When she comes out of the shower all damp and steamy and smelling like freshly washed skin (don’t try to tell me that doesn’t turn you on), invite her to stretch out on the bed on her stomach. Begin the massage at her neck and proceed slowly down her body. Don’t put too much pressure or try to knead like the girls in that sleazy massage parlor you went to when you were at that convention, just rub gently in circular motions. The object here is to relax her and make her feel special. If you feel so inclined, you can follow your hands with kisses and licks. The warmth of your hands and relaxing motions are guaranteed to have an effect by the time you reach her lower back, but don’t stop. Work your way down her legs, spending a little extra time on her buttocks, because you know you want to. Lightly caress her inner thighs, but again, keep yourself in check. Massage her all the way to her toes, kiss your way back to her neck, and whisper that she should turn over.
By this time, she should be breathing a little heavy and her eyes should be slightly glazed. Massaging her front is a little more tricky. It’s more about touch than about actual massage. Just use your hands to explore her body from neck to toes, paying special attention to sensitive areas (*sigh* yes, boobies and naughty bits). At some point, she’ll start squirming, moving her body to more comfortable positions… but stick to your guns. Don’t turn off the massage until she wraps her legs around you and pulls you down. At that point, I think it’s safe to say that she’s ready.
If she falls asleep, tiptoe out. This is about her, remember? When she wakes up, you’ll still get the goodies. In fact, you might get a LOT of goodies once she’s rested up, because she’s going to have some very interesting dreams.
A few points to remember:
- It’s okay to be naked, but keep your distance. You know what I mean.
- Watch the candles. Flaming curtains can really kill the mood
- Kids. If you’ve got them, get rid of them. Ditto pets. Fish can stay.

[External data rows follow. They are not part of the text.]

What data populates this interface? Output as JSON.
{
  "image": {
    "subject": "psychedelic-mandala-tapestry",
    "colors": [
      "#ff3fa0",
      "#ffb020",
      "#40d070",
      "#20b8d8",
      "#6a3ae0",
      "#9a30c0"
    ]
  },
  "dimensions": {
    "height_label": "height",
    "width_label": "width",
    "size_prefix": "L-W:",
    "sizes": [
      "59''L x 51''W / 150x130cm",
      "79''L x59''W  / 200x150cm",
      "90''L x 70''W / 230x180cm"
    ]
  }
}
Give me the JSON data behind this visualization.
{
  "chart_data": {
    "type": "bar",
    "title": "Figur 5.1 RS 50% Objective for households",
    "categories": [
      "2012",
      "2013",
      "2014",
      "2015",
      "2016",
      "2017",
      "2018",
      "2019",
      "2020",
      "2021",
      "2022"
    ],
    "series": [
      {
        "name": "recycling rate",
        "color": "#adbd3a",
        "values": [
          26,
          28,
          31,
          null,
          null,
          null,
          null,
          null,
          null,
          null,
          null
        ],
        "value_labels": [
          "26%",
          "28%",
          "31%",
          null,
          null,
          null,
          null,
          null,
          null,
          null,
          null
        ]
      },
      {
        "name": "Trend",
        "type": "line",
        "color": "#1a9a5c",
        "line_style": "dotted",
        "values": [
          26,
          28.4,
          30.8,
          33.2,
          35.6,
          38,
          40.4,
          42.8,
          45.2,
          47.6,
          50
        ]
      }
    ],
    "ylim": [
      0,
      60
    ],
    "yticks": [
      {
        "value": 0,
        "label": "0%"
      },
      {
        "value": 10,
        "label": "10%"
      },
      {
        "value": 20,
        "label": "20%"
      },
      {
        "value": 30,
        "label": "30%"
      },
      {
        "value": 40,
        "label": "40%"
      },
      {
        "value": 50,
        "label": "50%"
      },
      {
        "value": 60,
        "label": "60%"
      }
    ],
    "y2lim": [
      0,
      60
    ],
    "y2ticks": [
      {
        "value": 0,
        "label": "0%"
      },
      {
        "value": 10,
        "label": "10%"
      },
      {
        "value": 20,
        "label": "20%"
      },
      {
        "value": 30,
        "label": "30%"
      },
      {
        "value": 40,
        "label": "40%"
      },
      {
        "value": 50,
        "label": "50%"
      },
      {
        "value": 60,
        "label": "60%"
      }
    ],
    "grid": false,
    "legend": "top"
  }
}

- Turn the phone off. No distractions.
- Also turn off computer and under no circumstances should you give in to the temptation to Twitter what you’re doing while you’re doing it. Unless you’re @mchammer, who seems to think it’s okay to tweet during tantric sex.
- Don’t make crude sexual innuendo or talk dirty to her. That totally blows the illusion that it’s about her. The only acceptable conversation is asking if what you’re doing is okay or whispering sweet nothings about how wonderful she is – and don’t overdo that, or she’ll think you did something wrong.
This is one of the very few times in life that you can do something completely about her that you will also enjoy, way better than going to a chick flick or her best friend’s baby shower. But if you blow it by making it all about sex, it will backfire in a big way. Done right, you can bring the magic back into your sex life… while licking chocolate flavored oil off every inch of her naked body. Need I say more?